I am trying to solve exercise 1.9 in these notes, where we are asked to prove that $\mathcal{R} := \{ (x,g \cdot x) : x \in X, g \in G\}$ is a countable, probability measure preserving (p.m.p) equivalence relation whenever $G$ is a countable group acting on the standard probability space $(X, \mu)$ in a way that is p.m.p.
Clearly it is a countable equivalence relation, but I am having trouble verifying that $\mathcal{R}$ is a Borel subset of $X \times X$ (I tried showing that it is the preimage of a Borel set under a Borel map with no success) and that it satisfies the following property: any partial isomorphism $\theta : A \to B$ belonging to the full groupoid $[[\mathcal{R}]]$ of $\mathcal{R}$ is measure preserving (no ideas for this one).

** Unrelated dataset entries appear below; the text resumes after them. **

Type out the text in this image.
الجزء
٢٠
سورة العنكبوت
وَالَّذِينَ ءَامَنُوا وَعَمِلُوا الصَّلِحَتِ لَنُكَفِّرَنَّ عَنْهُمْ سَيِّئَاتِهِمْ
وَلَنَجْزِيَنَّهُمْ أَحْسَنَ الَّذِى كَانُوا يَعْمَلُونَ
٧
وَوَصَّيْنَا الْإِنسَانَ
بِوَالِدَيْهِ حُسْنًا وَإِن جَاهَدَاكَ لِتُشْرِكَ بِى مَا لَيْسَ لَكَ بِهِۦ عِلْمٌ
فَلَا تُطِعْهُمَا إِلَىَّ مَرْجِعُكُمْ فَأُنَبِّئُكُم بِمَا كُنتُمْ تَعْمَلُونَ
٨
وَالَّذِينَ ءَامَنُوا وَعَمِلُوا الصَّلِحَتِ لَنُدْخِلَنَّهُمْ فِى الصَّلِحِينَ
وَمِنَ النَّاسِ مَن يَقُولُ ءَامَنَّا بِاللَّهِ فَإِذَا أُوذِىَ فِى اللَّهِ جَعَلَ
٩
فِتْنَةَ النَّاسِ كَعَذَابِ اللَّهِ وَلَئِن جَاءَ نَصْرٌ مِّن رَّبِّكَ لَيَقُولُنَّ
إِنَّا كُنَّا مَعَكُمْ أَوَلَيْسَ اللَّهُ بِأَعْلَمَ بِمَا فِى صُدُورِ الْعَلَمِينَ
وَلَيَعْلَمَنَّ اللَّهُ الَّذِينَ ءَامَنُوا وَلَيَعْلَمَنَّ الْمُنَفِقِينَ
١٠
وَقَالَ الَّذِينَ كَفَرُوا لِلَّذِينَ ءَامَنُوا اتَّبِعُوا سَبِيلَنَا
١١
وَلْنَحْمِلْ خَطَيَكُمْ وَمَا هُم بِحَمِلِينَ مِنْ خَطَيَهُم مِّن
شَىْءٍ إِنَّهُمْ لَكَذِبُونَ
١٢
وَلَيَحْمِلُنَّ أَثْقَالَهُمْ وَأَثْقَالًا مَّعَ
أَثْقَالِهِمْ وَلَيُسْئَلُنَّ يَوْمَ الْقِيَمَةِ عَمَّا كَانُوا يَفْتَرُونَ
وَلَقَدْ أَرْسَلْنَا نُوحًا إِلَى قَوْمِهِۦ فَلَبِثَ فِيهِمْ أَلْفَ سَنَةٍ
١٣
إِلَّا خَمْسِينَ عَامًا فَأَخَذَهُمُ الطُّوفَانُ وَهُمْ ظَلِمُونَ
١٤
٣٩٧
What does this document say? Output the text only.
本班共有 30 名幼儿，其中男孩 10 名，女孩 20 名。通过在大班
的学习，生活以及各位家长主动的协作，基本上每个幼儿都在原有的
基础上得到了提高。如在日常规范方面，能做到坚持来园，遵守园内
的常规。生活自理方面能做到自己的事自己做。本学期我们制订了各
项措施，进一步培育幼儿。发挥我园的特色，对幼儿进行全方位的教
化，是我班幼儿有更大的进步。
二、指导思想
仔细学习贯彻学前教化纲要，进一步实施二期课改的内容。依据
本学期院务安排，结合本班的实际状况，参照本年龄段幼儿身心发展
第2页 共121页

EDIT: Okay. I think it's pretty easy to see why $\mathcal{R}$ is a Borel subset of $X \times X$. Indeed, given $g \in G$, $g$ is a Borel isomorphism of $X$ so, in particular, its graph $graph(g)$ is a Borel set. But it's pretty clear that $\mathcal{R} = \bigcup_{g \in G} graph(g)$ which is a countable union of Borel sets so it must be Borel itself, although I am not entirely sure yet why $graph(g)$ is also Borel...So, that knocks out the first part.